Page:Dickens - Bleak-House, tome 2.djvu/140

La bibliothèque libre.
Cette page a été validée par deux contributeurs.

— Ma vie doit-elle donc se traîner jour par jour d’après votre bon plaisir ? demande-t-elle sans détourner la tête.

— J’en ai peur, lady Dedlock.

— Pensez-vous que mon martyre soit nécessaire ?

— Je suis toujours sûr de la nécessité des choses que je recommande.

— Ainsi je dois rester sur ce brillant théâtre où j’ai joué pendant si longtemps mon misérable rôle, et cela pour voir tout crouler à votre premier signal ?

— Non pas sans être prévenue, lady Dedlock ; je ne ferai rien sans vous en avertir.

— Nous nous verrons comme autrefois ?

— Absolument, milady.

— Et il me faudra garder mon secret, comme je le fais depuis tant d’années ?

— Je ne serais pas revenu sur cet article ; mais permettez-moi de vous dire, milady, que votre secret n’est pas plus lourd qu’il ne l’était jadis, et que les choses restent dans le même état. Je sais, il est vrai, ce que j’ai longtemps ignoré ; mais je ne crois pas que nous ayons jamais eu grande confiance l’un dans l’autre. »

Milady, qui a fait toutes ces questions comme en rêve, demeure quelques instants silencieuse, et demande ensuite à M. Tulkinghorn s’il a encore quelque chose à lui dire.

« Je serai bien aise, répond l’avoué en se frottant les mains, de recevoir l’assurance que vous acceptez mes arrangements.

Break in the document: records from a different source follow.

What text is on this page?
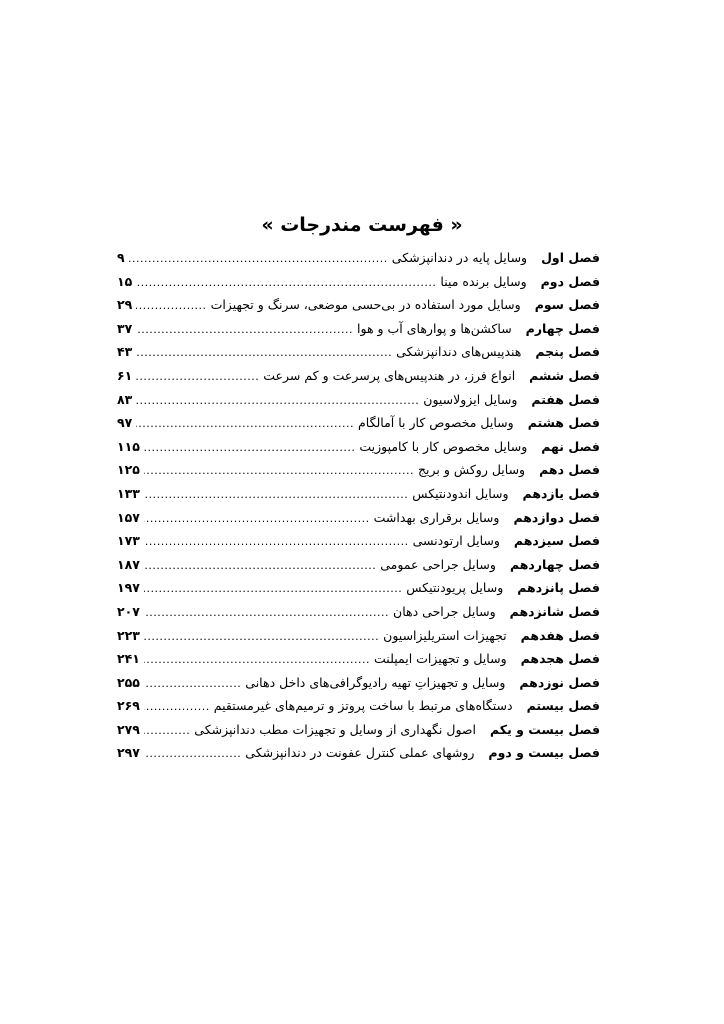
« فهرست مندرجات »
فصل اول
وسایل پایه در دندانپزشکی
.....
۹
فصل دوم
وسایل برنده مینا
.....
۱۵
فصل سوم
وسایل مورد استفاده در بی‌حسی موضعی، سرنگ و تجهیزات
.....
۲۹
فصل چهارم
ساکشن‌ها و پوارهای آب و هوا
.....
۳۷
فصل پنجم
هندپیس‌های دندانپزشکی
.....
۴۳
فصل ششم
انواع فرز، در هندپیس‌های پرسرعت و کم سرعت
.....
۶۱
فصل هفتم
وسایل ایزولاسیون
.....
۸۳
فصل هشتم
وسایل مخصوص کار با آمالگام
.....
۹۷
فصل نهم
وسایل مخصوص کار با کامپوزیت
.....
۱۱۵
فصل دهم
وسایل روکش و بریج
.....
۱۲۵
فصل یازدهم
وسایل اندودنتیکس
.....
۱۳۳
فصل دوازدهم
وسایل برقراری بهداشت
.....
۱۵۷
فصل سیزدهم
وسایل ارتودنسی
.....
۱۷۳
فصل چهاردهم
وسایل جراحی عمومی
.....
۱۸۷
فصل پانزدهم
وسایل پریودنتیکس
.....
۱۹۷
فصل شانزدهم
وسایل جراحی دهان
.....
۲۰۷
فصل هفدهم
تجهیزات استریلیزاسیون
.....
۲۲۳
فصل هجدهم
وسایل و تجهیزات ایمپلنت
.....
۲۴۱
فصل نوزدهم
وسایل و تجهیزاتِ تهیه رادیوگرافی‌های داخل دهانی
.....
۲۵۵
فصل بیستم
دستگاه‌های مرتبط با ساخت پروتز و ترمیم‌های غیرمستقیم
.....
۲۶۹
فصل بیست و یکم
اصول نگهداری از وسایل و تجهیزات مطب دندانپزشکی
.....
۲۷۹
فصل بیست و دوم
روشهای عملی کنترل عفونت در دندانپزشکی
.....
۲۹۷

— Recevez-la donc, monsieur.

— Très-bien ; je conclus en vous répétant que la seule chose que j’envisage, au cas où je serais forcé d’en venir à informer sir Leicester, est l’honneur du baronnet et celui de la famille ; j’aurais été bien heureux de pouvoir prendre également les intérêts de Votre Seigneurie en considération ; malheureusement, c’est tout à fait impossible.

— Je pourrai, monsieur, rendre témoignage de votre dévouement et de votre fidélité. »

Milady reste immobile quelques moments encore ; puis elle se retourne et traverse la chambre avec la grâce majestueuse qui ne l’abandonne jamais ; M. Tulkinghorn lui ouvre la porte exactement de la même façon qu’il l’eût fait il y a dix ans, et s’incline jusqu’à terre lorsqu’elle passe devant lui. Un regard étrange répond dans l’ombre au salut du procureur ; la porte se referme, et le vieil avoué se dit à lui-même qu’il a fallu à cette femme une force peu commune, pour s’imposer une telle contrainte.